C’est la première fois que je lis dans un roman la description de cette activité !

 Longtemps après les dernières éclaboussures, il refermait son journal, se relevait avec la mine fataliste qu’il affichait au réveil et, avant de s’essuyer le derrière, jetait un œil attentif à sa production du jour. Était-elle ferme comme l’entrecôte qu’il avait dévoré au déjeuner ou mollassonne comme son tiramisus ? Était-ce une pièce unique et massive ou un chapelet de petites crottes ? Son œuvre, qu’elle fût imposante ou figurative, le rendait si fier qu’il rechignait à tirer la chasse. N’était-ce pas une part de lui-même après tout, qui flottait là, au pied du trône ? N’était-ce pas la seule matière qu’un homme pût véritablement engendrer ? Quel dommage en tout cas qu’il fut l’unique expert à profiter de la vue d’un si bel étron. Enfin, dans un bruit de cataracte, survenait l’anéantissement de sa production ultime que Tugdual veillait à faire disparaître dans la tuyauterie de l’immeuble, usant du balai s’il en était besoin, afin qu’ils n’en demeurât aucune trace pour la postérité.

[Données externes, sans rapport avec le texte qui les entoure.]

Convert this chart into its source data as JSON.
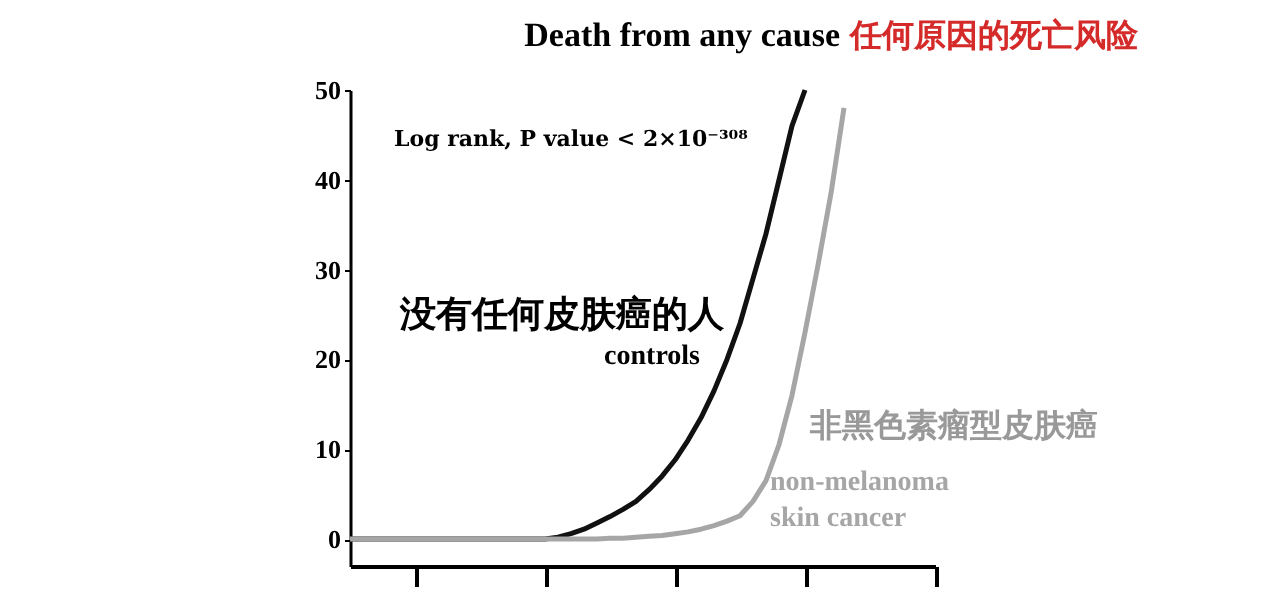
{
  "chart_data": {
    "type": "line",
    "title": "Death from any cause",
    "subtitle": "任何原因的死亡风险",
    "categories": [
      null,
      null,
      null,
      null,
      null,
      null,
      null,
      null,
      null,
      null,
      null,
      null,
      null,
      null,
      null,
      null,
      null,
      null,
      null,
      null,
      null,
      null,
      null,
      null,
      null,
      null,
      null,
      null,
      null,
      null,
      null,
      null,
      null,
      null,
      null,
      null,
      null,
      null,
      null,
      null,
      null,
      null,
      null,
      null,
      null,
      null
    ],
    "ylim": [
      -3,
      50
    ],
    "yticks": [
      0,
      10,
      20,
      30,
      40,
      50
    ],
    "grid": false,
    "legend": false,
    "marker": "none",
    "line_style": "solid",
    "series": [
      {
        "name": "controls",
        "color": "#111111",
        "values": [
          0,
          0,
          0,
          0,
          0,
          0,
          0,
          0,
          0,
          0,
          0,
          0,
          0,
          0,
          0,
          0,
          0.2,
          0.6,
          1.1,
          1.8,
          2.5,
          3.3,
          4.2,
          5.5,
          7,
          8.8,
          11,
          13.5,
          16.5,
          20,
          24,
          29,
          34,
          40,
          46,
          50,
          null,
          null,
          null,
          null,
          null,
          null,
          null,
          null,
          null,
          null
        ]
      },
      {
        "name": "non-melanoma skin cancer",
        "color": "#a6a6a6",
        "values": [
          0,
          0,
          0,
          0,
          0,
          0,
          0,
          0,
          0,
          0,
          0,
          0,
          0,
          0,
          0,
          0,
          0,
          0,
          0,
          0,
          0.1,
          0.1,
          0.2,
          0.3,
          0.4,
          0.6,
          0.8,
          1.1,
          1.5,
          2,
          2.6,
          4.2,
          6.5,
          10.5,
          16,
          23,
          30.5,
          38.5,
          48,
          null,
          null,
          null,
          null,
          null,
          null,
          null
        ]
      }
    ],
    "annotations": [
      "Log rank, P value < 2×10⁻³⁰⁸",
      "没有任何皮肤癌的人",
      "非黑色素瘤型皮肤癌"
    ]
  }
}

Les discussions entre cadres importants .

Le cycle des approbations mutuelles se poursuivit, Dong approuvant Relot d’avoir approuvé Laugier qui avait approuvé Relot d’avoir approuvé Dong. Pris dans ce manège d’auto-approbations et de considérations d’ordre général sur les vertus et les dangers de l’audace, Tugdual hésita à recentrer le débat sur le fond de son rapport. S’agissait-il d’une conversation qui n’en était qu’à ses balbutiements et qui n’attendait que la grande idée de Laugier pour qu’elle prît sa véritable tonalité, ou bien était-ce au contraire une habile mises en garde de la part de Relot pour l’empêcher d »en trop pour dire, sans attirer l’attention de Dong ?

Tugdual et son rapport à l’argent et à sa compagne.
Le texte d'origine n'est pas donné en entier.